Christianity & Gender Equality
- Tawanda Audacious Dzinouya
- Apr 5, 2021
- 3 min read
Today, women, just like men, are playing an equally significant role in various spheres of life. Nevertheless, it is only a few of them, the rest are shunned by the society regardless of their capabilities and potential.
Religion is an inseparable part of every society, in fact, it is the backbone of every society, and christianity remains the largest religion in the World, hence, the curiosity on where it stands with the issue of gender equality.

The Holy Bible seems to paint a patriarchal society portrait as the ideal image by instructing wives to submit themselves to their husbands as they do to the Lord because the husband is the head of the wife as Christ is the head of the Church (Ephesians 5:22-33 & Colossians 3:18-19 | NIV). The Oxford dictionary defines submitting as accepting or yielding to a superior force or to the authority or will of another person.
In the Biblical era, census did not even include women and children. When Jesus fed five thousand people with five loaves of bread and two fish, women and children were not counted (Matthew 14:21 | NIV). The number of the Israelites who fled from Egypt with Moses was recorded to be “about six hundred thousand men on foot, besides women and children” (Exodus 12:37 | NIV).
However, the value of women and children has never been undermined in the Holy Bible. The book was written in an era of warfare when every nation was marked from an ancient military perspective, being the size of its army. Therefore, women and children were probably not part of census mostly because they did not fight on the actual battlefield. However, women supported the soldiers from behind the scenes and children are always the future of any nation.
Further, Jesus defied patriarchy as he spoke to women in public, had close female friends, and put the children at the core of his message.
More so, the nation of Israel was once led by a female, Prophetess Debora, the fourth Judge of pre-monarchic Israel.
Prophetess Miriam, a sister to Moses was an important member of the team that led the Israelites from bondage to the promised land full of honey and milk.
Hence, one may agree that the Holy Bible has not undermined women but has equally recognized their significance in our society.
God fearfully and wonderfully made both women and men from “his own image” (Genesis 1:27 | NIV). We are further informed that “a woman is not independent of man, nor is a man independent of a woman for as a woman came from a man, so also, a man is born of a woman, but everything comes from God” (1 Corinthians 11:11 NIV).
So, if both women and men were made from the image of the same God and from each other, neither of the two is better than the other.

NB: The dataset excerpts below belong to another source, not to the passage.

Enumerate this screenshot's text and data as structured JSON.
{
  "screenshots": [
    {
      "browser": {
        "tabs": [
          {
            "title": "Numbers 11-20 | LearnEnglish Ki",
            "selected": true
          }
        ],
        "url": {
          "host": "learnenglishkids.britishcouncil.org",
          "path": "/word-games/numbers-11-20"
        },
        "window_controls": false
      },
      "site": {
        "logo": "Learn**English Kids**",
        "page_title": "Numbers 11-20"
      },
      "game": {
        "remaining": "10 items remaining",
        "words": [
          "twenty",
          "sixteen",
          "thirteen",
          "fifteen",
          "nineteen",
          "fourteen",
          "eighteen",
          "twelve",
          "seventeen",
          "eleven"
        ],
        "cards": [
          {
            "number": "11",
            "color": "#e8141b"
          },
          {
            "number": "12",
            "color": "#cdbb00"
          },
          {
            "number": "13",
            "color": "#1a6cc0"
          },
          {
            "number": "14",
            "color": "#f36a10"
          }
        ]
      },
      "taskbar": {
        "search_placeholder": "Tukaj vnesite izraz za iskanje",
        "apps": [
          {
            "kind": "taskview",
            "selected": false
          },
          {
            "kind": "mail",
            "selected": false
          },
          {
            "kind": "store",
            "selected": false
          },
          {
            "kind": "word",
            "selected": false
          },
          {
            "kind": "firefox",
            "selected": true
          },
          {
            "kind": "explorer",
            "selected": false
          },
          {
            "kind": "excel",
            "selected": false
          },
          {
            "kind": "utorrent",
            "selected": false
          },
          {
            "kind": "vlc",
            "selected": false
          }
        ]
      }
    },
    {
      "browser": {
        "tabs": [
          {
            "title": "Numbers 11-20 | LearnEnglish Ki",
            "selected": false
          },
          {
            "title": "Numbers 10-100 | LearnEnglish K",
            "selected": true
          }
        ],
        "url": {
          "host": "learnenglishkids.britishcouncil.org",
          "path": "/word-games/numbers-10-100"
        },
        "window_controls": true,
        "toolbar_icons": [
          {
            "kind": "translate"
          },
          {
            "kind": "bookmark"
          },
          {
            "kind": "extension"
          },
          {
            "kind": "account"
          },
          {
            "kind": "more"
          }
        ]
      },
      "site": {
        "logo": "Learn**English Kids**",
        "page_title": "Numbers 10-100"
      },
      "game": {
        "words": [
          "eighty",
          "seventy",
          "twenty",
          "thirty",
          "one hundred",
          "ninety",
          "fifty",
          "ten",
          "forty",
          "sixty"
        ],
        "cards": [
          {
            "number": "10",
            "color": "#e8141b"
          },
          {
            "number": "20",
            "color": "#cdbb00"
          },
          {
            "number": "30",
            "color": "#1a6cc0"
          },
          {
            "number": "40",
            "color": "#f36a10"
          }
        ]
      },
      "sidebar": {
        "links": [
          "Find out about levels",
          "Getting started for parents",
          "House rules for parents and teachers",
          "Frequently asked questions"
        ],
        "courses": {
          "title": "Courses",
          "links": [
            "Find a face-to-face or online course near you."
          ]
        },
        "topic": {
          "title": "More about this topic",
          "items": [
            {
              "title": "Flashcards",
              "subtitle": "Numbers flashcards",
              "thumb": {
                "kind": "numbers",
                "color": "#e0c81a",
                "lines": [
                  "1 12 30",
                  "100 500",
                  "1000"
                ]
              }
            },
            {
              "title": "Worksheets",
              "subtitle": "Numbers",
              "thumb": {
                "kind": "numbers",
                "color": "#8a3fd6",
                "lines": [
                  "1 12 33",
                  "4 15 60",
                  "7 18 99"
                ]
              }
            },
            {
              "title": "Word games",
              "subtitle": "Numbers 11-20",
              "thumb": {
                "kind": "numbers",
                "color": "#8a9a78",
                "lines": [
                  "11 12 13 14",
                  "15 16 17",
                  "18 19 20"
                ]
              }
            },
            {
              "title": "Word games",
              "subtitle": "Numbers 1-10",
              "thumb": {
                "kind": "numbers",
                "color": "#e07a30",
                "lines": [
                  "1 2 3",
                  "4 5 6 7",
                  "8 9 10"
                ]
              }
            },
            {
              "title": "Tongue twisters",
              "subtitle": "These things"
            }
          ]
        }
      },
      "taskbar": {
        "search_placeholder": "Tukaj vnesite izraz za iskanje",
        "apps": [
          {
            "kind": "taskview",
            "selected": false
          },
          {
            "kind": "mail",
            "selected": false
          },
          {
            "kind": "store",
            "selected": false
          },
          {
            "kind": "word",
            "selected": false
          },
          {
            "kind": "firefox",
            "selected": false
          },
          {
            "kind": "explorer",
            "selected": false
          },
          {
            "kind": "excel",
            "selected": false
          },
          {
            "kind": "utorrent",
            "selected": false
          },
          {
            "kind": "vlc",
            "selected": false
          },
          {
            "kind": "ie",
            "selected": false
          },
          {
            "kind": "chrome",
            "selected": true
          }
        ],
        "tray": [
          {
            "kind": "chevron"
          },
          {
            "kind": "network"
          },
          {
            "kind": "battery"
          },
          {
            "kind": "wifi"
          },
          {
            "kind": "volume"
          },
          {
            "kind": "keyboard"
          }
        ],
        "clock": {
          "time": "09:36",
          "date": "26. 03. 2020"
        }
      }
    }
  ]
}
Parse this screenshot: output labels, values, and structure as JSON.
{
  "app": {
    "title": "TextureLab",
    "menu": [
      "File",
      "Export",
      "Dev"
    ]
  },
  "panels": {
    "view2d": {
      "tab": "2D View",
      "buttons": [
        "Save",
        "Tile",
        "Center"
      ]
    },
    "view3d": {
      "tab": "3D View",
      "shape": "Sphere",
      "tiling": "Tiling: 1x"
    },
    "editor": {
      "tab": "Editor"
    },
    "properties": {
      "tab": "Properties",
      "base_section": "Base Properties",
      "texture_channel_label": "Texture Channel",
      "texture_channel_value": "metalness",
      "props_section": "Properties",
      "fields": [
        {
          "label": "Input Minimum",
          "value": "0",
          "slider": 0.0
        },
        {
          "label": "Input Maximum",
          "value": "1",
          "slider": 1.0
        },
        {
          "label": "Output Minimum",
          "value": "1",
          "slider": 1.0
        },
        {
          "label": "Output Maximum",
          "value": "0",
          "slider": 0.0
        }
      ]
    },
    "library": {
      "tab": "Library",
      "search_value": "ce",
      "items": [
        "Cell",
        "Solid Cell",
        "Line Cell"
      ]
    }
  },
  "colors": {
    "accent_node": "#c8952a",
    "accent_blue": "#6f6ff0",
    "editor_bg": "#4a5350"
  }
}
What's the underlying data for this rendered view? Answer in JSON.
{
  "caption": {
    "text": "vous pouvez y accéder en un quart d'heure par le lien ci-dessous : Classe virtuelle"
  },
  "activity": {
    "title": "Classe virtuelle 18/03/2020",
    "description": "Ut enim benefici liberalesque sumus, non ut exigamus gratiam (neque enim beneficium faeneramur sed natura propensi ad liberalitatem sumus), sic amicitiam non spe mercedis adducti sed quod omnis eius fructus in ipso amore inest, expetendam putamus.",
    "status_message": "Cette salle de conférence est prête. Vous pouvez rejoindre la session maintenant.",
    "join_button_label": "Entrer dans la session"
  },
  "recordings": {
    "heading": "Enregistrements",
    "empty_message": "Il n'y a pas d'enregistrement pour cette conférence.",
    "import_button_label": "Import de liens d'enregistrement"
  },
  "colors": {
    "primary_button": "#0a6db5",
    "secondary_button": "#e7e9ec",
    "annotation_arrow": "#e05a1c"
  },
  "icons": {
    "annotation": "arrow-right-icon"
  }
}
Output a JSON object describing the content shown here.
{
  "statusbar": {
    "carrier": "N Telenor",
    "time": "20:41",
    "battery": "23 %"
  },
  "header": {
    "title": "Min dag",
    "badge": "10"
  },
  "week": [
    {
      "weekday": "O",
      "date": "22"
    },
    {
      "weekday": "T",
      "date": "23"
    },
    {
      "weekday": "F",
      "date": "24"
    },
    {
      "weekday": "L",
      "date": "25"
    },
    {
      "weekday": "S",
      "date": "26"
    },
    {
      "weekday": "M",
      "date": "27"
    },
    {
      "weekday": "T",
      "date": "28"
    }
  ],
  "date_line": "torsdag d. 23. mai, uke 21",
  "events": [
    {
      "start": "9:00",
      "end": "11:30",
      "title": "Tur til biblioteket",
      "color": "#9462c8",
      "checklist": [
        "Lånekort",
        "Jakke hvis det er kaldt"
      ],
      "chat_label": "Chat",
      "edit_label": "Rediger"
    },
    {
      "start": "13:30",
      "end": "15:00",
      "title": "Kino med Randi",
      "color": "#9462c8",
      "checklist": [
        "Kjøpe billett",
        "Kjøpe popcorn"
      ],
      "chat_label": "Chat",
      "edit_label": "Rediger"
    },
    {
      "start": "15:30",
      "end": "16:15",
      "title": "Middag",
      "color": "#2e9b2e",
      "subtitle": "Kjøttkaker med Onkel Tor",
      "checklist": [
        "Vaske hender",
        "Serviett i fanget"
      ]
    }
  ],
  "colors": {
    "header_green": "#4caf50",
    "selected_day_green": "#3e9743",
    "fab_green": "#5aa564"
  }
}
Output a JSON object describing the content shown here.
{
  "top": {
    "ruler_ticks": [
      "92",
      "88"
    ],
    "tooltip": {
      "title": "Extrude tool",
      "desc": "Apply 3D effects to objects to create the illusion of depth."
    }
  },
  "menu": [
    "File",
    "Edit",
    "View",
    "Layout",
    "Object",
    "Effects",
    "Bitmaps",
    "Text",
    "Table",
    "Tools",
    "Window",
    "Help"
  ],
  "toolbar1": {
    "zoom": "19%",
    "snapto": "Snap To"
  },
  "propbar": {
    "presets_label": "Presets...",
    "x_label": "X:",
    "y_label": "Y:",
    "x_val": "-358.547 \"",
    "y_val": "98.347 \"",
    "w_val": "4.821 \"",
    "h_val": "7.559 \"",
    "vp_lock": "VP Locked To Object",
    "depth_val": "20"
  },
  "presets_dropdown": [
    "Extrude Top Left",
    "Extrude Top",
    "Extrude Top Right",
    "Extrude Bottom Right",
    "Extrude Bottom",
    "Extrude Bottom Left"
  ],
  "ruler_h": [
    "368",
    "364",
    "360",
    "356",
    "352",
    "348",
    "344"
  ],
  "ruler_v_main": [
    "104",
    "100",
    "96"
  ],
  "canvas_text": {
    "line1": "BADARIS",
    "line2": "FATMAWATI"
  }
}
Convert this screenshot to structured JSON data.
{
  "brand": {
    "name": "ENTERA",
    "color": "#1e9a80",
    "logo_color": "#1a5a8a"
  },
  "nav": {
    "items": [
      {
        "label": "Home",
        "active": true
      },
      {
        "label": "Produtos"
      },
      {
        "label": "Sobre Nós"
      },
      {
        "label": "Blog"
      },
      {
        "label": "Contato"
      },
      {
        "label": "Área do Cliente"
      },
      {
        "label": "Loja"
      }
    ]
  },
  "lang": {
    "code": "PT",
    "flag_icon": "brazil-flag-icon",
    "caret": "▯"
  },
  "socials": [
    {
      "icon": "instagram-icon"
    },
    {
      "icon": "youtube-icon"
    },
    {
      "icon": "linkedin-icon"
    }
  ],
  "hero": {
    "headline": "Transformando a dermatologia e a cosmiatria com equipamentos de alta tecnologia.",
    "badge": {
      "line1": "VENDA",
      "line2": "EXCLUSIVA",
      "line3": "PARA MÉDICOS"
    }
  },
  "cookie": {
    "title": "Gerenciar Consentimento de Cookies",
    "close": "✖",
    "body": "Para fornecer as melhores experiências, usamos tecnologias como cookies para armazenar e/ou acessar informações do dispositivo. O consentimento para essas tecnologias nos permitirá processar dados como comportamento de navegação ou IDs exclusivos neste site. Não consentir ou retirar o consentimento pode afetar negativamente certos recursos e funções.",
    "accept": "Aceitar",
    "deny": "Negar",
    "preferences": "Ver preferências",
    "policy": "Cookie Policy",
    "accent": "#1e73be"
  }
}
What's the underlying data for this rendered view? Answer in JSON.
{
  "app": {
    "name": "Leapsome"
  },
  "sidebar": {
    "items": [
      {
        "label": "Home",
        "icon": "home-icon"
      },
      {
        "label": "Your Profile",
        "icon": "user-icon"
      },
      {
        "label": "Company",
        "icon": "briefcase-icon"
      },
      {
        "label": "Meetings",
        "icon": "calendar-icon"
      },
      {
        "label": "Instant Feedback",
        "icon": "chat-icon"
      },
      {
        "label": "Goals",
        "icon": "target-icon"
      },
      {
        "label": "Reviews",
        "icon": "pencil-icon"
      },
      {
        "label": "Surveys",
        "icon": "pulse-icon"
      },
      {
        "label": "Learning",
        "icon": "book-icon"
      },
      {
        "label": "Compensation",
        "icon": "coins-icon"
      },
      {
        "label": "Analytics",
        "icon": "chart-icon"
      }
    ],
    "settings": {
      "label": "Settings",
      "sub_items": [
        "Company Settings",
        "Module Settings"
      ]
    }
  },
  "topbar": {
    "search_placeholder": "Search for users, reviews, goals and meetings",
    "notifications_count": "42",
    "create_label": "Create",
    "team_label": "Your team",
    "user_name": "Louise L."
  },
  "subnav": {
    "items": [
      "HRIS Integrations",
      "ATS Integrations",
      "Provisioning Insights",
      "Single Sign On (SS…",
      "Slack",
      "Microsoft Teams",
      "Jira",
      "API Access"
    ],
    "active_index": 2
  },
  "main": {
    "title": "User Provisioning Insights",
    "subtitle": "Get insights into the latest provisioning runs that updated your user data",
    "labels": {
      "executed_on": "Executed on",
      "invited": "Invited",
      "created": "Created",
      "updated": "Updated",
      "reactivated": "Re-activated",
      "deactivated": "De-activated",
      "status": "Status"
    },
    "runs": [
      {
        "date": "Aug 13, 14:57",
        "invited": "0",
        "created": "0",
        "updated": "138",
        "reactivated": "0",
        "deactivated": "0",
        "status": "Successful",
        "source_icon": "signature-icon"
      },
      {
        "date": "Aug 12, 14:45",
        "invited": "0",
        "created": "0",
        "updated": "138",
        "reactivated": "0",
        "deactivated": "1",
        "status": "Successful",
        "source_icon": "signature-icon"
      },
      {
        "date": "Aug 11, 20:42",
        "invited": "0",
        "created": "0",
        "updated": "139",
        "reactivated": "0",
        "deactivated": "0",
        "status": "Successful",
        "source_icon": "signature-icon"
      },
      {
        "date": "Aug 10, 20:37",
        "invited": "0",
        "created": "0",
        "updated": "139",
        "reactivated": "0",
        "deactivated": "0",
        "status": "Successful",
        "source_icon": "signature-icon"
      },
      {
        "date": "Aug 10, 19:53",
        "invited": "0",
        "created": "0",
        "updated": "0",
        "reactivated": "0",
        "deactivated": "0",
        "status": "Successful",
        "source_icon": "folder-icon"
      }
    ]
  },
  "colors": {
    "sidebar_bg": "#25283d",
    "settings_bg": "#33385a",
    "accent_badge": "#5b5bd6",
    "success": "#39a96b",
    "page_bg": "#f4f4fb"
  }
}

One thing that is clear from the Holy Bible is that women and men are different in their own special way, and God did this for a good reason; otherwise, he would have just created either Adam or Eve, not both.
As stated above and to amplify the same point, the two genders received two different instructions; wives to submit to their husbands, and husbands to love their wives as their own bodies.
Today, most gender related problems stem from the fact that most men have forgotten their own instruction, to love their wives as they love themselves.
In a society where men truly love their wives, there would be no need to emancipate women because initially women would have been receiving equal social, economical, political and religious opportunities, most importantly not undermined.
We all know that love is not proud or self-seeking, hence, men with true love will fairly and equally consider women in everything, as they would for themselves.
The Holy Bible might have not explicitly advocated for gender equality but it stands firm and strong for something even greater, love. If we teach men to love, gender equality will soon become a non-issue.